Case Study: Connecting isolated young people with music opportunities

Connect: Resound is an action research project exploring how digital technologies can be used to deliver music education and enrichment activities to children living in rurally isolated areas.


Living in the countryside means that transport times and costs can often limit the musical opportunities open to children and young people. Connect: Resound set out to explore how digital technologies can be used in rurally isolated areas to provide instrumental tuition, access to live music performances and teacher training.


Connect: Resound responded directly to the recommendation made in Darren Henley's 2011 Review of Music Education ( ) that future research should '…examine how technology could enable better teaching of music (particularly in rural communities)’. 

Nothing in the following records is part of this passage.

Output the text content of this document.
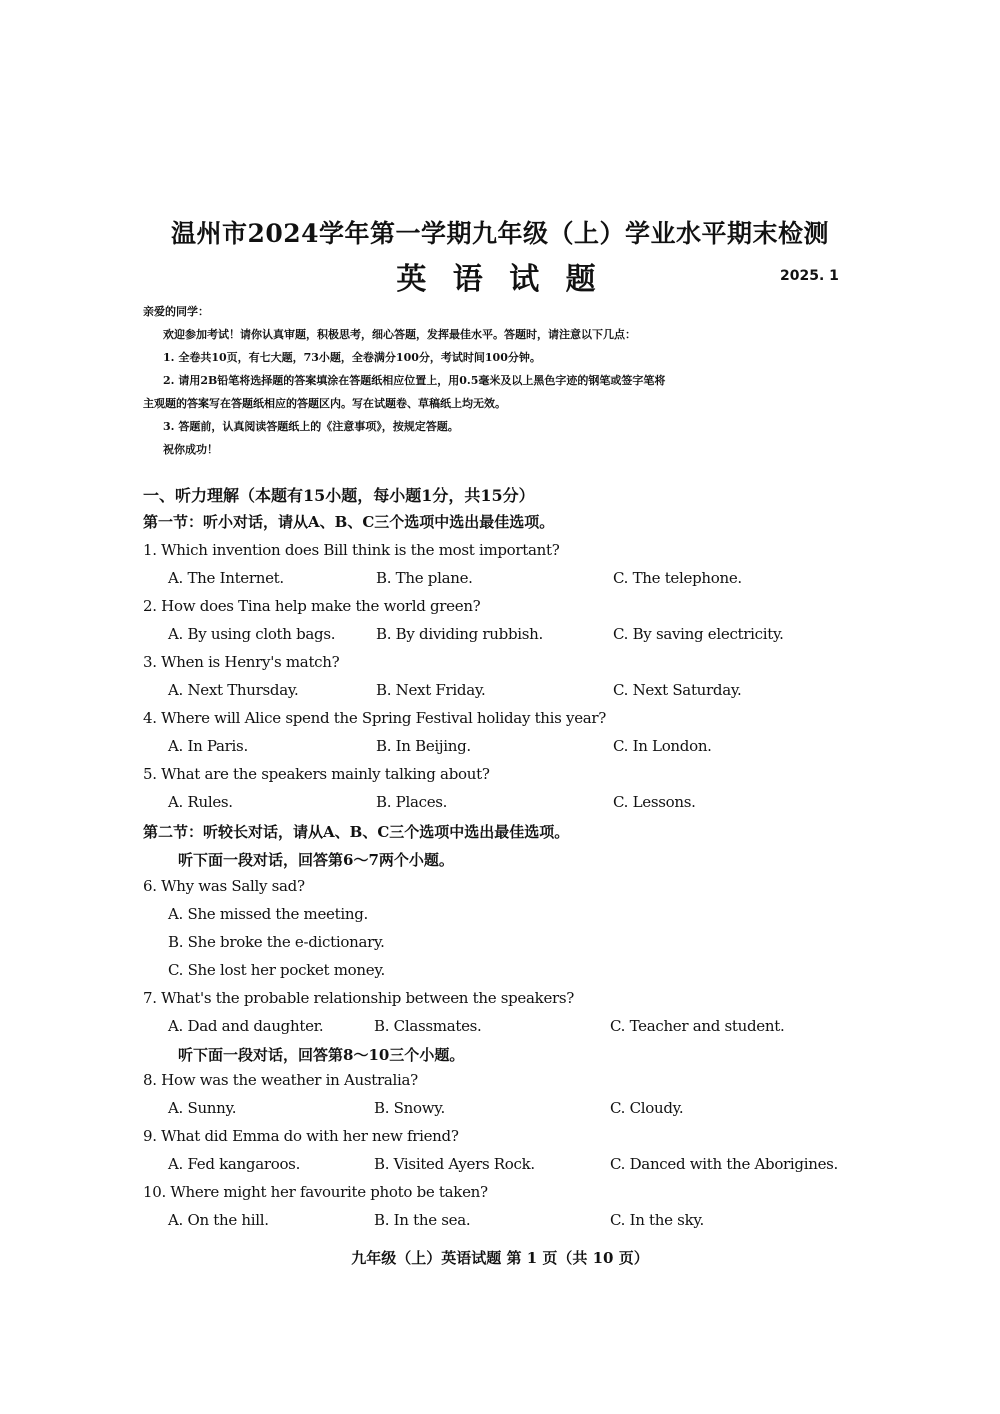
温州市2024学年第一学期九年级（上）学业水平期末检测
英 语 试 题	2025. 1
亲爱的同学：
欢迎参加考试！请你认真审题，积极思考，细心答题，发挥最佳水平。答题时，请注意以下几点：
1. 全卷共10页，有七大题，73小题，全卷满分100分，考试时间100分钟。
2. 请用2B铅笔将选择题的答案填涂在答题纸相应位置上，用0.5毫米及以上黑色字迹的钢笔或签字笔将
主观题的答案写在答题纸相应的答题区内。写在试题卷、草稿纸上均无效。
3. 答题前，认真阅读答题纸上的《注意事项》，按规定答题。
祝你成功！
一、听力理解（本题有15小题，每小题1分，共15分）
第一节：听小对话，请从A、B、C三个选项中选出最佳选项。
1. Which invention does Bill think is the most important?
A. The Internet.	B. The plane.	C. The telephone.
2. How does Tina help make the world green?
A. By using cloth bags.	B. By dividing rubbish.	C. By saving electricity.
3. When is Henry's match?
A. Next Thursday.	B. Next Friday.	C. Next Saturday.
4. Where will Alice spend the Spring Festival holiday this year?
A. In Paris.	B. In Beijing.	C. In London.
5. What are the speakers mainly talking about?
A. Rules.	B. Places.	C. Lessons.
第二节：听较长对话，请从A、B、C三个选项中选出最佳选项。
听下面一段对话，回答第6～7两个小题。
6. Why was Sally sad?
A. She missed the meeting.
B. She broke the e-dictionary.
C. She lost her pocket money.
7. What's the probable relationship between the speakers?
A. Dad and daughter.	B. Classmates.	C. Teacher and student.
听下面一段对话，回答第8～10三个小题。
8. How was the weather in Australia?
A. Sunny.	B. Snowy.	C. Cloudy.
9. What did Emma do with her new friend?
A. Fed kangaroos.	B. Visited Ayers Rock.	C. Danced with the Aborigines.
10. Where might her favourite photo be taken?
A. On the hill.	B. In the sea.	C. In the sky.
九年级（上）英语试题 第 1 页（共 10 页）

Led by Music Education Charity NYMAZ, the project brings together music teachers, orchestras and music ensembles, and children and young people from schools in rural areas across England to transform access to music education, providing real time, online opportunities for one to one and  small group instrumental tuition, and for experiencing live music performances. 

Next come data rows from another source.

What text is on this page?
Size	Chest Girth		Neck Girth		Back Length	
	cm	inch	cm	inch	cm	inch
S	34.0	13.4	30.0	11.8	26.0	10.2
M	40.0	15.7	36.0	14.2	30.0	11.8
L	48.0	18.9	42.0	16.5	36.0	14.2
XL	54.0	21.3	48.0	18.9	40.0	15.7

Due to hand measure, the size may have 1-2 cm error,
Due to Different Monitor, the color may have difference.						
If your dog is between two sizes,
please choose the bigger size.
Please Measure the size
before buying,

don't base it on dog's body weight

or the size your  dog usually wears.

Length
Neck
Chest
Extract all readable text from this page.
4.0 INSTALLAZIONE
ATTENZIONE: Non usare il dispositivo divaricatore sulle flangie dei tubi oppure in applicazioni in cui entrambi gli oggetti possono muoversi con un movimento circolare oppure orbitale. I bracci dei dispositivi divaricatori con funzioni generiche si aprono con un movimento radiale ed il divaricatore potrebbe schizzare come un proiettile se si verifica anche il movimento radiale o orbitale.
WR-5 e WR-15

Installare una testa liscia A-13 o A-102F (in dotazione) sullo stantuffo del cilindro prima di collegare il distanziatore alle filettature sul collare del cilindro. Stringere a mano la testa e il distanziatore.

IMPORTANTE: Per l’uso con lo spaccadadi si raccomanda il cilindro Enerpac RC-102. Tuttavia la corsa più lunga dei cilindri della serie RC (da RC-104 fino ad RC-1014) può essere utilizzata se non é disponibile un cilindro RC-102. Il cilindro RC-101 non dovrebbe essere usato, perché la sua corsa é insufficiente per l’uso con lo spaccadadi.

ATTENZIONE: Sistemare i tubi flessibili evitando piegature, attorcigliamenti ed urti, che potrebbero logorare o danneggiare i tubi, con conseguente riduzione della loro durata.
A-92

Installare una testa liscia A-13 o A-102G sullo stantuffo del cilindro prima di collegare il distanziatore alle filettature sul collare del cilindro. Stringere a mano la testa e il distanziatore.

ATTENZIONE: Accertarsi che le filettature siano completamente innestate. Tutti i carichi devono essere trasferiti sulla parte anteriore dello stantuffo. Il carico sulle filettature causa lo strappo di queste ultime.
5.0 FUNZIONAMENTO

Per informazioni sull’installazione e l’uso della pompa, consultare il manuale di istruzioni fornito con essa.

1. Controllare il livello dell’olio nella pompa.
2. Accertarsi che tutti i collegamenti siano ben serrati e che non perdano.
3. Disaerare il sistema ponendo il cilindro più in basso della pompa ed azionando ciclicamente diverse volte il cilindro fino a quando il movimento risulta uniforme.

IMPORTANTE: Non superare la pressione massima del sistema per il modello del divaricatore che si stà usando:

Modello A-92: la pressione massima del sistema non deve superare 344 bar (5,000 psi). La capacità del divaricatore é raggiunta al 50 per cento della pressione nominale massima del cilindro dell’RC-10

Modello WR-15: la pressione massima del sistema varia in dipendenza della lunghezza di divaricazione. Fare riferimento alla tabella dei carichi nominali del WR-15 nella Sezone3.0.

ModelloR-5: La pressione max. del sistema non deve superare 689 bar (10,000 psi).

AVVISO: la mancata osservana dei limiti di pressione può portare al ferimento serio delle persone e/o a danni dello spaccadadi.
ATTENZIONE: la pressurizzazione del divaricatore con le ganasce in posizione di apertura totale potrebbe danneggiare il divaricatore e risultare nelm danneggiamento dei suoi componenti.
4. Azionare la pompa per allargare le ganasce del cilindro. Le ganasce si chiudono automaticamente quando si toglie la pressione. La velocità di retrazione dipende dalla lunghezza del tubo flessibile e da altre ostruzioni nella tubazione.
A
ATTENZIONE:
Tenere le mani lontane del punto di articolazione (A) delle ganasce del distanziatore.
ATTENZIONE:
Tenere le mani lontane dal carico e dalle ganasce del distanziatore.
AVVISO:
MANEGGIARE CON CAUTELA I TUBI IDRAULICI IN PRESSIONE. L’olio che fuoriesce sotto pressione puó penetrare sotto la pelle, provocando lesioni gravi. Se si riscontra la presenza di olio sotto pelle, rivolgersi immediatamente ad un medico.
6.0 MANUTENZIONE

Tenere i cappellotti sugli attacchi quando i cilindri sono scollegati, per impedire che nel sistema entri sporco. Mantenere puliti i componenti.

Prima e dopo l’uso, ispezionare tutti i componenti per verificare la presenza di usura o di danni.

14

The Connect: Resound approach was developed in partnership with music education technologists UCan Play, and with researchers from the University of Hull, together with Music Education Hubs and schools.  


The project connected instrumental teachers with pupils in rurally based schools, delivered real time lessons over the internet, using a multiple camera approach, professional microphones and an audio/video streaming device to ensure that the sound quality was as good as possible and that pupils and teachers could see each other well enough for the details of instrumental lessons - bow hold, position of instruments, music notation, embouchure and so on - to be seen.

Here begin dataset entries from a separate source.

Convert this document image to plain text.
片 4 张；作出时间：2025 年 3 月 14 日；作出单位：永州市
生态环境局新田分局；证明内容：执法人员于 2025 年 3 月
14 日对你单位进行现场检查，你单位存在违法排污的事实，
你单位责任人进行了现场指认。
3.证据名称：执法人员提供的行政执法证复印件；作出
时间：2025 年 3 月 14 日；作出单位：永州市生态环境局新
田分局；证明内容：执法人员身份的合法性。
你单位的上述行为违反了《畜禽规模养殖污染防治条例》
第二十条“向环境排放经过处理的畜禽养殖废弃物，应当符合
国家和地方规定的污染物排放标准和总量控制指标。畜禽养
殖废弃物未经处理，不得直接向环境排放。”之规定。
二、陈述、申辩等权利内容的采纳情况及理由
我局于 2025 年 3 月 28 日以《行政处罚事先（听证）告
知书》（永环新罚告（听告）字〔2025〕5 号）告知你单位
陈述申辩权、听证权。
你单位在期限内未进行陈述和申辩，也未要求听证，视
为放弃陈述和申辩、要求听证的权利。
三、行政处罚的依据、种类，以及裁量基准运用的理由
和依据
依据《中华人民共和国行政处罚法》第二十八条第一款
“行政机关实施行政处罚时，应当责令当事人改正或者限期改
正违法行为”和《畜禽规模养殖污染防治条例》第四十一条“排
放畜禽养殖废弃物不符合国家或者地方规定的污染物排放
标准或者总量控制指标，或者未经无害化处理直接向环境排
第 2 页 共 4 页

We have also worked with music organisations, orchestras and ensembles to develop bespoke live music performances specifically for a school age, online audience, broadcasting live concerts from the Hallé Orchestra, Royal Northern Sinfonia, National Youth Jazz Orchestra and many others, as well as behind the scenes programmes about the music industry hosted by rock and pop acts.  This programme enables schools who may have few opportunities to engage with live music to embed it within their programmes of work, with the live concerts supported by education resource packs and ideas for incorporating the live music experiences into all aspects of the school curriculum. 


The project was piloted in North Yorkshire, supported by the Digital R & D Fund for the Arts, and then rolled out to rural music hubs in Cornwall, Cumbria, Durham and Darlington, and the East Riding of Yorkshire thanks to support from Arts Council England, the John Paul Getty Jr Charitable Trust and Music Education Hubs.  Rural music hubs across the country have since engaged with the project, will also provides consultancy and CPD for this wishing to incorporate online approaches to their music education offer. 


We would love to hear from other organisations working in similar areas of work.

More information:

Telephone: 01904 543382 


Why the contribution is important

NYMAZ commissioned research, published in its Gone in the Air project (2015), which shows the importance of informal music activities in terms of young people’s life chances. Living in the countryside means that transport times and costs can often limit the musical opportunities open to children and young people.

Instrumental teachers in rural areas spend a significant part of their working week travelling. Our research revealed an average of 476 hours is spent on the road per Hub per week. That’s 18,564 hours per year! By incorporating Connect: Resound’s tried and tested method of online instrumental tuition into their weekly schedule, teachers can spend less time travelling and more time teaching.